From the site of Montpelier's planned transit center, the Washington County Railroad tracks lead west toward Burlington. Photo by C.B. Hall/for VTDigger
From the site of Montpelier’s planned transit center, the Washington County Railroad tracks lead west toward Burlington. Photo by C.B. Hall/for VTDigger

“It’s very worth looking at, not terminating the Ethan Allen in Burlington, but continuing it to some attractive destination — that could be Montpelier or St.
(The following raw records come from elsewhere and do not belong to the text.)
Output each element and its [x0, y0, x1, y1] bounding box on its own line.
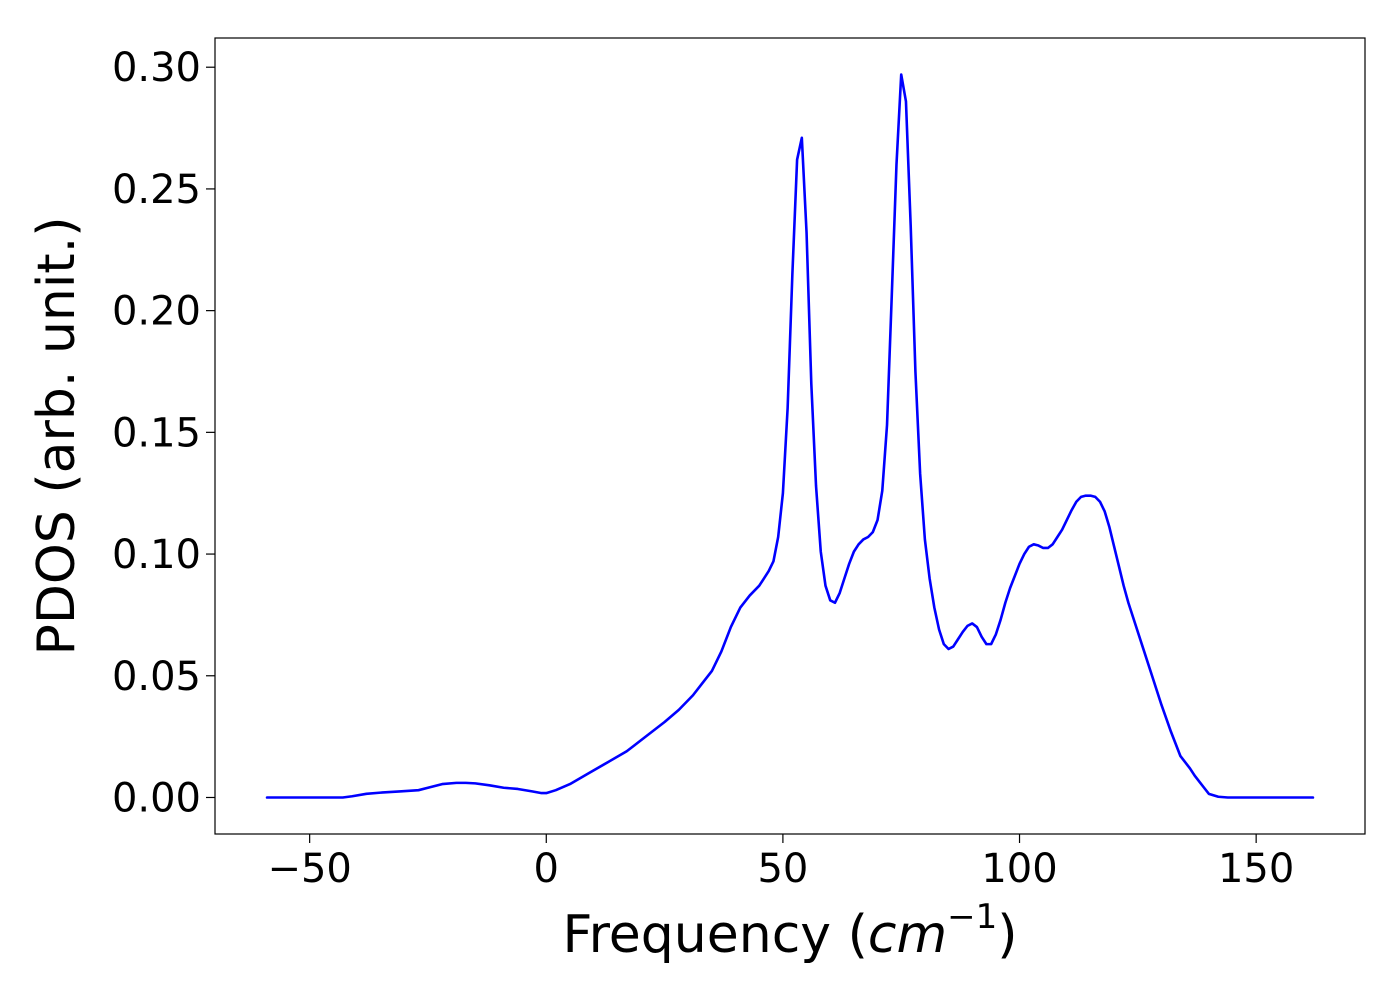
- x-tick-label: 150: [1218, 846, 1294, 892]
- x-axis-label-exponent: −1: [947, 897, 997, 937]
- y-tick-label: 0.20: [112, 289, 201, 335]
- series-group: [265, 73, 1315, 799]
- x-axis-label-close: ): [997, 905, 1017, 965]
- y-axis-ticks: 0.00 0.05 0.10 0.15 0.20 0.25 0.30: [112, 45, 215, 821]
- y-axis-label: PDOS (arb. unit.): [27, 216, 87, 655]
- plot-area-frame: [214, 37, 1366, 835]
- y-tick-label: 0.10: [112, 532, 201, 578]
- series-line: [265, 73, 1315, 799]
- y-tick-label: 0.05: [112, 654, 201, 700]
- x-axis-label-main: Frequency (: [562, 905, 867, 965]
- x-axis-ticks: −50 0 50 100 150: [267, 834, 1294, 892]
- y-tick-label: 0.00: [112, 775, 201, 821]
- x-tick-label: 50: [757, 846, 808, 892]
- x-axis-label: Frequency (cm−1): [562, 897, 1017, 965]
- x-tick-label: −50: [267, 846, 351, 892]
- y-tick-label: 0.15: [112, 410, 201, 456]
- x-tick-label: 0: [534, 846, 559, 892]
- x-tick-label: 100: [981, 846, 1057, 892]
- y-tick-label: 0.25: [112, 167, 201, 213]
- y-tick-label: 0.30: [112, 45, 201, 91]
- x-axis-label-unit: cm: [868, 905, 947, 965]
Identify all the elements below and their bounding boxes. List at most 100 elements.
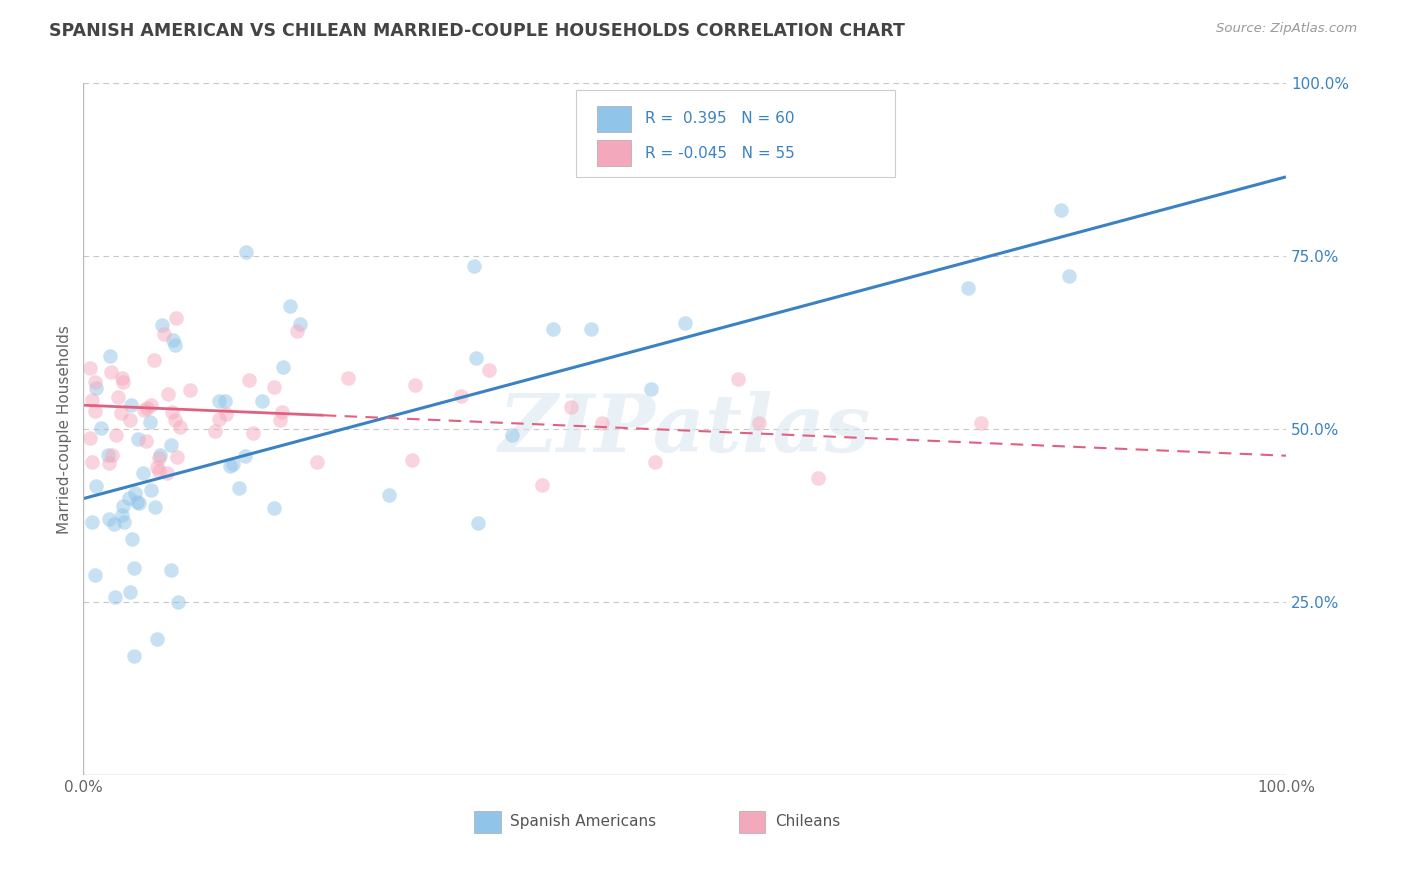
- Point: [128, 496, 150, 510]
- Point: [465, 351, 488, 366]
- Point: [83, 376, 105, 390]
- Point: [806, 471, 828, 485]
- Point: [748, 417, 770, 431]
- FancyBboxPatch shape: [576, 90, 896, 177]
- Point: [401, 453, 423, 467]
- Point: [290, 317, 312, 331]
- Point: [84, 479, 107, 493]
- Point: [122, 561, 145, 575]
- Point: [208, 411, 231, 425]
- Point: [160, 562, 183, 576]
- Point: [238, 373, 260, 387]
- Point: [120, 413, 142, 427]
- Point: [269, 413, 291, 427]
- Point: [110, 406, 132, 420]
- Point: [139, 398, 162, 412]
- Point: [80, 515, 103, 529]
- Point: [152, 326, 174, 341]
- Point: [111, 508, 134, 523]
- Point: [111, 376, 134, 390]
- Point: [235, 244, 257, 259]
- Point: [163, 337, 186, 351]
- Point: [146, 632, 169, 646]
- Point: [166, 595, 188, 609]
- Point: [541, 322, 564, 336]
- Point: [136, 401, 159, 415]
- Point: [143, 500, 166, 515]
- Point: [179, 383, 201, 397]
- Point: [280, 299, 302, 313]
- Point: [450, 389, 472, 403]
- Point: [957, 281, 980, 295]
- Point: [160, 438, 183, 452]
- Text: Source: ZipAtlas.com: Source: ZipAtlas.com: [1216, 22, 1357, 36]
- Point: [97, 456, 120, 470]
- Point: [79, 431, 101, 445]
- Point: [98, 349, 121, 363]
- Point: [404, 378, 426, 392]
- Point: [222, 457, 245, 471]
- Point: [90, 420, 112, 434]
- Point: [219, 458, 242, 473]
- Text: R = -0.045   N = 55: R = -0.045 N = 55: [645, 145, 794, 161]
- Point: [134, 402, 156, 417]
- Bar: [596, 140, 630, 167]
- Point: [118, 491, 141, 506]
- Text: Chileans: Chileans: [775, 814, 839, 830]
- Point: [337, 370, 360, 384]
- Point: [378, 487, 401, 501]
- Point: [97, 448, 120, 462]
- Point: [166, 450, 188, 465]
- Text: SPANISH AMERICAN VS CHILEAN MARRIED-COUPLE HOUSEHOLDS CORRELATION CHART: SPANISH AMERICAN VS CHILEAN MARRIED-COUP…: [49, 22, 905, 40]
- Point: [139, 483, 162, 497]
- Point: [250, 394, 273, 409]
- Point: [208, 394, 231, 409]
- Point: [101, 448, 124, 462]
- Point: [530, 477, 553, 491]
- Point: [104, 591, 127, 605]
- Point: [121, 398, 143, 412]
- Point: [285, 324, 308, 338]
- Point: [79, 360, 101, 375]
- Point: [1050, 202, 1073, 217]
- Point: [723, 162, 745, 177]
- Point: [204, 425, 226, 439]
- Text: R =  0.395   N = 60: R = 0.395 N = 60: [645, 112, 794, 127]
- Point: [233, 450, 256, 464]
- Point: [579, 322, 602, 336]
- Point: [157, 387, 180, 401]
- Point: [132, 466, 155, 480]
- Point: [640, 382, 662, 396]
- Point: [138, 415, 160, 429]
- Point: [84, 404, 107, 418]
- Text: Spanish Americans: Spanish Americans: [510, 814, 657, 830]
- Point: [214, 393, 236, 408]
- Point: [162, 333, 184, 347]
- Point: [215, 407, 238, 421]
- Point: [135, 434, 157, 448]
- Point: [124, 486, 146, 500]
- Point: [263, 501, 285, 516]
- Point: [592, 416, 614, 430]
- Point: [502, 428, 524, 442]
- Point: [273, 359, 295, 374]
- Point: [727, 372, 749, 386]
- Point: [148, 451, 170, 466]
- Point: [228, 481, 250, 495]
- Point: [103, 516, 125, 531]
- Point: [121, 532, 143, 546]
- Point: [970, 417, 993, 431]
- Point: [165, 310, 187, 325]
- Point: [105, 427, 128, 442]
- Point: [160, 405, 183, 419]
- Point: [107, 390, 129, 404]
- Point: [263, 380, 285, 394]
- Point: [478, 363, 501, 377]
- Point: [82, 393, 104, 408]
- Point: [82, 455, 104, 469]
- Point: [156, 466, 179, 480]
- Point: [148, 464, 170, 478]
- Point: [124, 649, 146, 664]
- Point: [145, 459, 167, 474]
- Point: [307, 455, 329, 469]
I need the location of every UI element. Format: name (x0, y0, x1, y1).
Albans or Montreal,” he said.

The Ethan Allen as presently configured recovers roughly 52 percent of its operating expenses through fares and requires an annual state subsidy of about $2.7 million, based on Amtrak data.

One can only speculate how much subsidization the train would require if extended to Montpelier, but it is hard to imagine the train’s cost-recovery ratio plummeting to the single-digit level registered by small commuter rail systems such as those mentioned earlier.

Intercity Amtrak routes that are comparable to a reconfigured Ethan Allen route recovered about 37 percent of costs in 2014, according to Amtrak figures.

How the commuter rail service would be incorporated into the larger public transportation system, both within and beyond the state’s borders, is one of the most challenging questions for the VTrans study to answer.

Correction, June 23, 2015, 9:45 a.m.: Neither Eugene Skoropowski nor Tony Redington funded the rail proposals they produced. 

C.B. Hall is a freelance writer living in southern Vermont.